Adela lavora in una macelleria industriale, ben inserita e in amichevoli rapporti con il capo, di colore. Juan invece finisce a fare il cowboy in un ranch di proprietà di una ricca famiglia, mal visto da Dylan (Josh Lucas), figlio del vecchio capofamiglia (Will Patton). Dylan è genericamente razzista, invidioso delle doti di "sussurratore" di cavalli di Juan e geloso della stima che il padre nutre nei confronti dell'immigrato.

Dopo dieci mesi di soggiorno, la coppia incappa nella loro prima Notte del Giudizio, "notte magica" concessa graziosamente dai Governanti a quanti vogliono sfogare ogni più belluino istinto almeno una volta all'anno (lo dicevano pure gli antichi roman: semel in anno licet insanire). Dal tramonto all'alba è aperta la caccia ai propri simili, per sfizio, per sport, per vendetta, niente Polizia, ospedali serrati. La Notte dovrebbe servire ad abbassare il tasso di aggressività nei mesi restanti. Come avere sempre un leggero prurito, insomma, ma almeno una volta all'anno grattarselo per bene.

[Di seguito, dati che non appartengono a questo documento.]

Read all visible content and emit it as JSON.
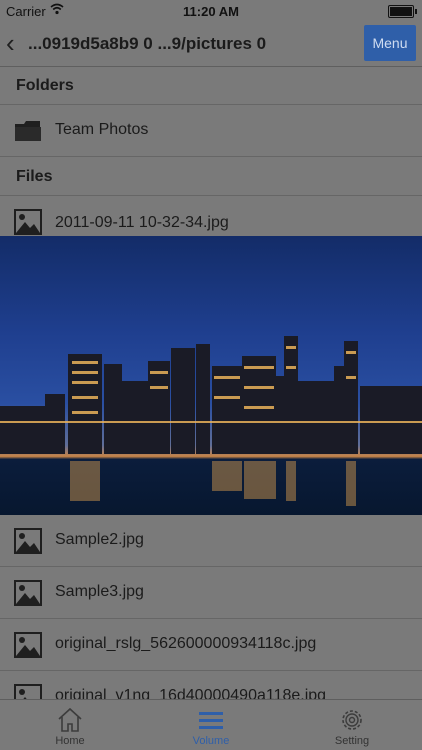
{
  "status": {
    "carrier": "Carrier",
    "time": "11:20 AM"
  },
  "nav": {
    "title": "...0919d5a8b9 0 ...9/pictures 0",
    "menu": "Menu"
  },
  "sections": {
    "folders": "Folders",
    "files": "Files"
  },
  "folders": [
    {
      "name": "Team Photos"
    }
  ],
  "files": [
    {
      "name": "2011-09-11 10-32-34.jpg"
    },
    {
      "name": "Sample2.jpg"
    },
    {
      "name": "Sample3.jpg"
    },
    {
      "name": "original_rslg_562600000934118c.jpg"
    },
    {
      "name": "original_v1ng_16d40000490a118e.jpg"
    }
  ],
  "tabs": [
    {
      "label": "Home",
      "icon": "home-icon"
    },
    {
      "label": "Volume",
      "icon": "list-icon",
      "active": true
    },
    {
      "label": "Setting",
      "icon": "gear-icon"
    }
  ],
  "colors": {
    "accent": "#2f5fa9",
    "background": "#7a7a7a"
  }
}
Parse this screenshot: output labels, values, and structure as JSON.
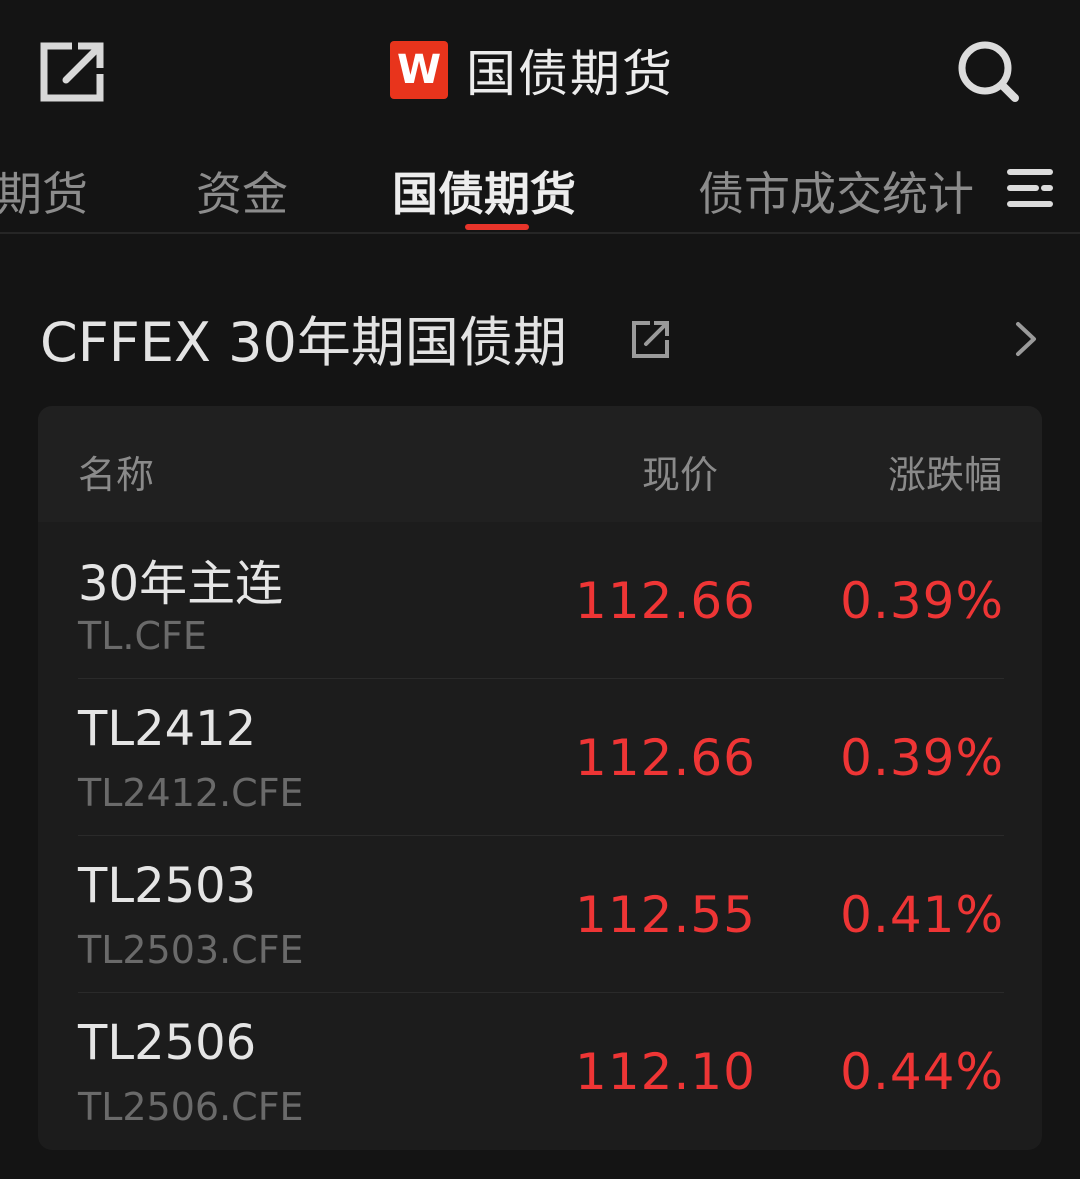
{
  "header": {
    "logo_letter": "W",
    "title": "国债期货",
    "share_icon": "share-icon",
    "search_icon": "search-icon"
  },
  "tabs": [
    {
      "label": "期货",
      "active": false
    },
    {
      "label": "资金",
      "active": false
    },
    {
      "label": "国债期货",
      "active": true
    },
    {
      "label": "债市成交统计",
      "active": false
    }
  ],
  "section": {
    "title": "CFFEX 30年期国债期",
    "share_icon": "share-icon",
    "arrow_icon": "chevron-right-icon"
  },
  "table": {
    "columns": {
      "name": "名称",
      "price": "现价",
      "change": "涨跌幅"
    },
    "rows": [
      {
        "name": "30年主连",
        "code": "TL.CFE",
        "price": "112.66",
        "change": "0.39%"
      },
      {
        "name": "TL2412",
        "code": "TL2412.CFE",
        "price": "112.66",
        "change": "0.39%"
      },
      {
        "name": "TL2503",
        "code": "TL2503.CFE",
        "price": "112.55",
        "change": "0.41%"
      },
      {
        "name": "TL2506",
        "code": "TL2506.CFE",
        "price": "112.10",
        "change": "0.44%"
      }
    ]
  },
  "colors": {
    "accent": "#e8342a",
    "up": "#ee3535",
    "background": "#141414",
    "logo": "#e8341c"
  }
}
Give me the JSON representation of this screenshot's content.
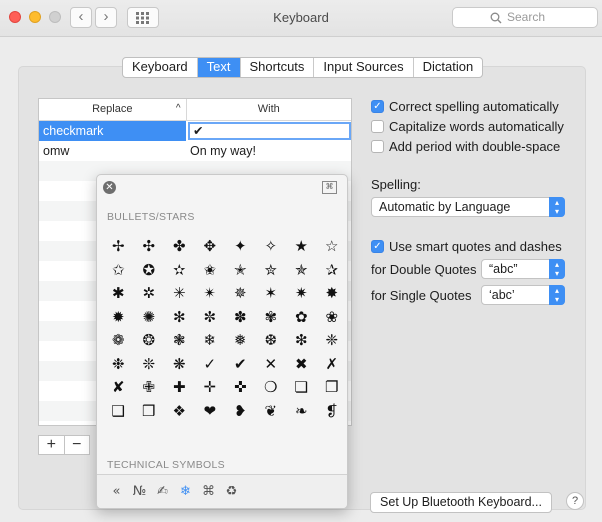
{
  "window": {
    "title": "Keyboard",
    "search_placeholder": "Search",
    "nav_back": "‹",
    "nav_forward": "›",
    "grid_icon": "grid-icon"
  },
  "tabs": [
    "Keyboard",
    "Text",
    "Shortcuts",
    "Input Sources",
    "Dictation"
  ],
  "active_tab": "Text",
  "table": {
    "col_replace": "Replace",
    "col_with": "With",
    "sort_indicator": "^",
    "rows": [
      {
        "replace": "checkmark",
        "with": "✔"
      },
      {
        "replace": "omw",
        "with": "On my way!"
      }
    ]
  },
  "add_label": "+",
  "remove_label": "−",
  "char_viewer": {
    "section1": "BULLETS/STARS",
    "section2": "TECHNICAL SYMBOLS",
    "glyphs": [
      "✢",
      "✣",
      "✤",
      "✥",
      "✦",
      "✧",
      "★",
      "☆",
      "✩",
      "✪",
      "✫",
      "✬",
      "✭",
      "✮",
      "✯",
      "✰",
      "✱",
      "✲",
      "✳",
      "✴",
      "✵",
      "✶",
      "✷",
      "✸",
      "✹",
      "✺",
      "✻",
      "✼",
      "✽",
      "✾",
      "✿",
      "❀",
      "❁",
      "❂",
      "❃",
      "❄",
      "❅",
      "❆",
      "❇",
      "❈",
      "❉",
      "❊",
      "❋",
      "✓",
      "✔",
      "✕",
      "✖",
      "✗",
      "✘",
      "✙",
      "✚",
      "✛",
      "✜",
      "❍",
      "❏",
      "❐",
      "❑",
      "❒",
      "❖",
      "❤",
      "❥",
      "❦",
      "❧",
      "❡"
    ],
    "footer_icons": [
      "«",
      "№",
      "✍",
      "❄",
      "⌘",
      "♻"
    ]
  },
  "options": {
    "correct_spelling": {
      "label": "Correct spelling automatically",
      "checked": true
    },
    "capitalize": {
      "label": "Capitalize words automatically",
      "checked": false
    },
    "period": {
      "label": "Add period with double-space",
      "checked": false
    },
    "spelling_label": "Spelling:",
    "spelling_value": "Automatic by Language",
    "smart_quotes": {
      "label": "Use smart quotes and dashes",
      "checked": true
    },
    "double_quotes_label": "for Double Quotes",
    "double_quotes_value": "“abc”",
    "single_quotes_label": "for Single Quotes",
    "single_quotes_value": "‘abc’"
  },
  "bluetooth_button": "Set Up Bluetooth Keyboard...",
  "help_label": "?",
  "colors": {
    "accent": "#3e8ff4",
    "close": "#fe5f57",
    "minimize": "#febc2e",
    "zoom": "#c8c8c8"
  }
}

Tutti quelli che non partecipano in prima linea, affrontano la belluina nottata con grande cautela e prudenza, perché anche tanti bianchi non sono contenti e si preoccupano del futuro dei propri figli, in un mondo così imbarbarito. E poi, chi non ha un nemico, da qualche parte?

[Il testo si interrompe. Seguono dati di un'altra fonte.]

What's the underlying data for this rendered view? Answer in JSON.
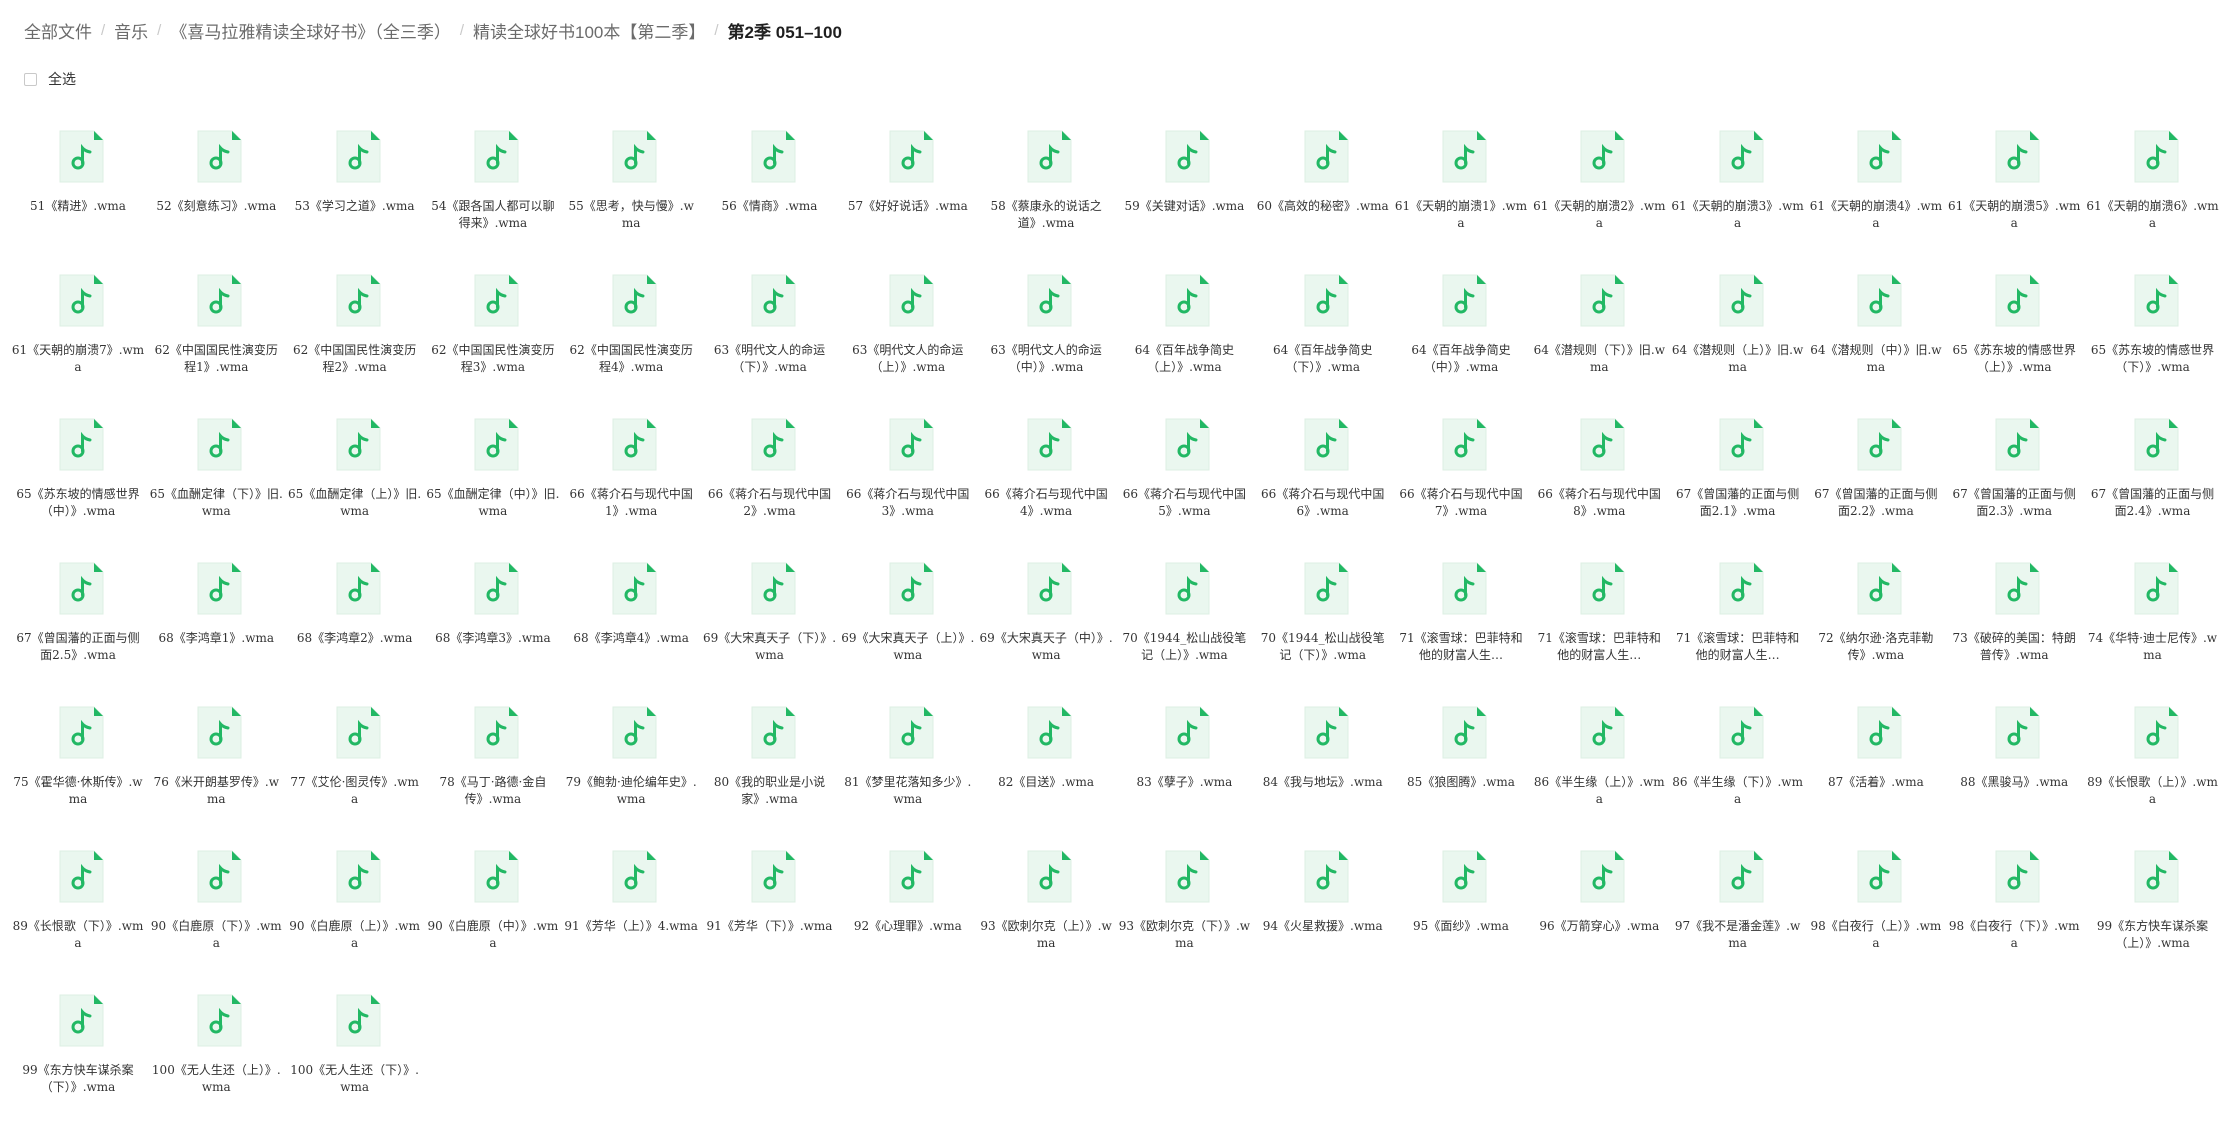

Gente che non vorremmo proprio incontrare.

Per Adela e Juan la prima notte di Sfogo si chiude però bene, senza incidenti, protetti a pagamento da miliziani retribuiti, impensieriti anche loro dalla follia che scorre lungo le strade. E anche i proprietari terrieri vedono le luci dell'alba incolumi. Ma al mattino seguente, mentre la città fa pulizia dei cadaveri rimasti per strada, i nostri protagonisti scoprono che qualcuno ha deciso che lo sfogo debba proseguire, per regolare conti aperti, per concludere rivalse lasciate in sospeso.

Quindi al di là dell'etnia, alcuni gruppi continuano a prendersela con quanti giudicano colpevoli dei propri problemi, quelli che il lavoro glielo portano via ma anche quelli che il lavoro da sempre glielo pagano poco, arricchendosi alle loro spalle. Ma se non ci sono più regole nemmeno negli ammazzamenti, dove andremo a finire? Anche le truppe inviate dai Padri Fondatori vengono assaltate e gli States precipitano nel caos.

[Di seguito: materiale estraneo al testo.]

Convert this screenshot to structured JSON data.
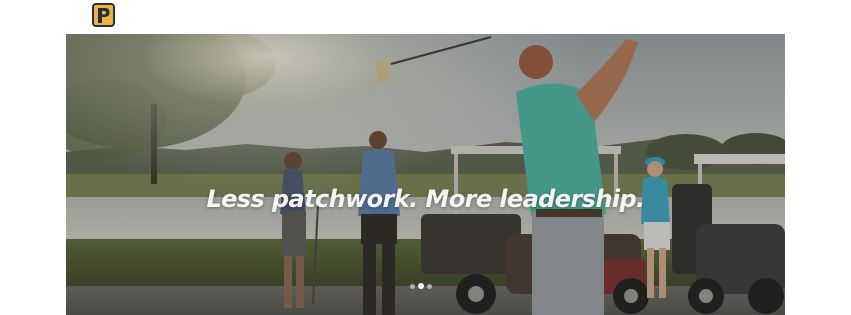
{
  "header": {
    "logo_icon": "patchwork-p-logo-icon",
    "logo_colors": {
      "fill": "#f2b23b",
      "outline": "#1f2f47"
    }
  },
  "hero": {
    "image_description_icon": "golf-course-photo",
    "tagline": "Less patchwork. More leadership.",
    "carousel": {
      "slide_count": 3,
      "active_index": 1
    }
  }
}
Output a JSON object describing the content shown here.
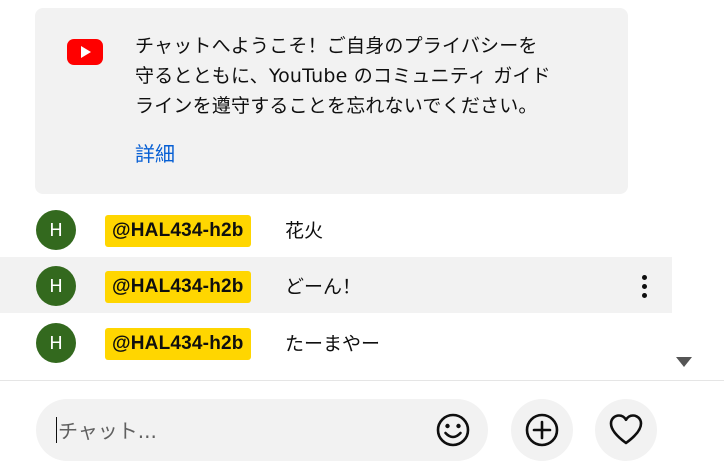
{
  "welcome": {
    "line1": "チャットへようこそ！ご自身のプライバシーを",
    "line2": "守るとともに、YouTube のコミュニティ ガイド",
    "line3": "ラインを遵守することを忘れないでください。",
    "details_label": "詳細",
    "logo_icon": "youtube-logo-icon",
    "accent_color": "#ff0000",
    "link_color": "#065fd4"
  },
  "messages": [
    {
      "avatar": "H",
      "author": "@HAL434-h2b",
      "text": "花火"
    },
    {
      "avatar": "H",
      "author": "@HAL434-h2b",
      "text": "どーん！"
    },
    {
      "avatar": "H",
      "author": "@HAL434-h2b",
      "text": "たーまやー"
    }
  ],
  "colors": {
    "author_chip": "#ffd600",
    "avatar_bg": "#33691e",
    "card_bg": "#f2f2f2"
  },
  "input": {
    "placeholder": "チャット...",
    "value": ""
  },
  "icons": {
    "emoji": "smiley-face-icon",
    "super_chat": "add-circle-icon",
    "heart": "heart-icon",
    "more": "more-vertical-icon",
    "scroll": "scroll-down-arrow-icon"
  }
}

La coppia messicana è composta da Ana de la Reguera, vista in Goliath, Narcos e Army of the Dead. Juan è Tenoch Huerta, nel cast di Narcos: Messico. Nel finale compare l'attore Zahn McClarnon, nativo americano molto visto negli ultimi anni in serie come Reservation Dogs, The Son, Westworld, The Red Road e Longmire, in cui aveva recitato anche Cassidy Freeman, che qui è la moglie di Josh Lucas. Che per un po' è cattivo e antipatico e razzista, più del padre che è Will Patton, al quale viene affidato un discorso di accusa contro il sistema elementare ma non per questo sbagliato.

Dirige Everardo Gout, all'attivo molti episodi di serie TV. Quanto alla sceneggiatura, continua a effettuare variazioni sulla sua idea originaria James DeMonaco, regista dei tre altri film della serie. Il film vede all'opera, dietro il regista, Jason Blum, responsabile di buoni successi seriali (Paranormal Activity e Insidious) con la Platinum Dunes di Michael-Stelleestrisce- Bay. Blum è diventato produttore anche di film definiti ormai "impegnati" come BlacKkKlansman, Get Out, Noi, e la serie The Good Lord Bird.

Bianchi e indiani a difendersi insieme: chi l'avrebbe mai detto?

James DeMonaco. che a suo tempo aveva dichiarato come fonte d'ispirazione i libri The Most Dangerous Game di Richard Connell e The Lottery di Shirley Jackson, riprende l'argomento continuando una lettura politica semplificata ma sempre valida: un pugno di ricchi affama milioni di individui, pochi, troppo pochi hanno in mano il destino di troppi.

L'horror si presta sempre bene come terreno per coltivare qualche esperimento più originale, contaminandosi con temi politici e sociologici. Ma anche quanta fantascienza viene in mente, da Rollerball alla Fuga di Logan da Zardoz ai più recenti Snowpiercer o Elysium e inevitabile è avvertire echi di Walter Hill e John Carpenter.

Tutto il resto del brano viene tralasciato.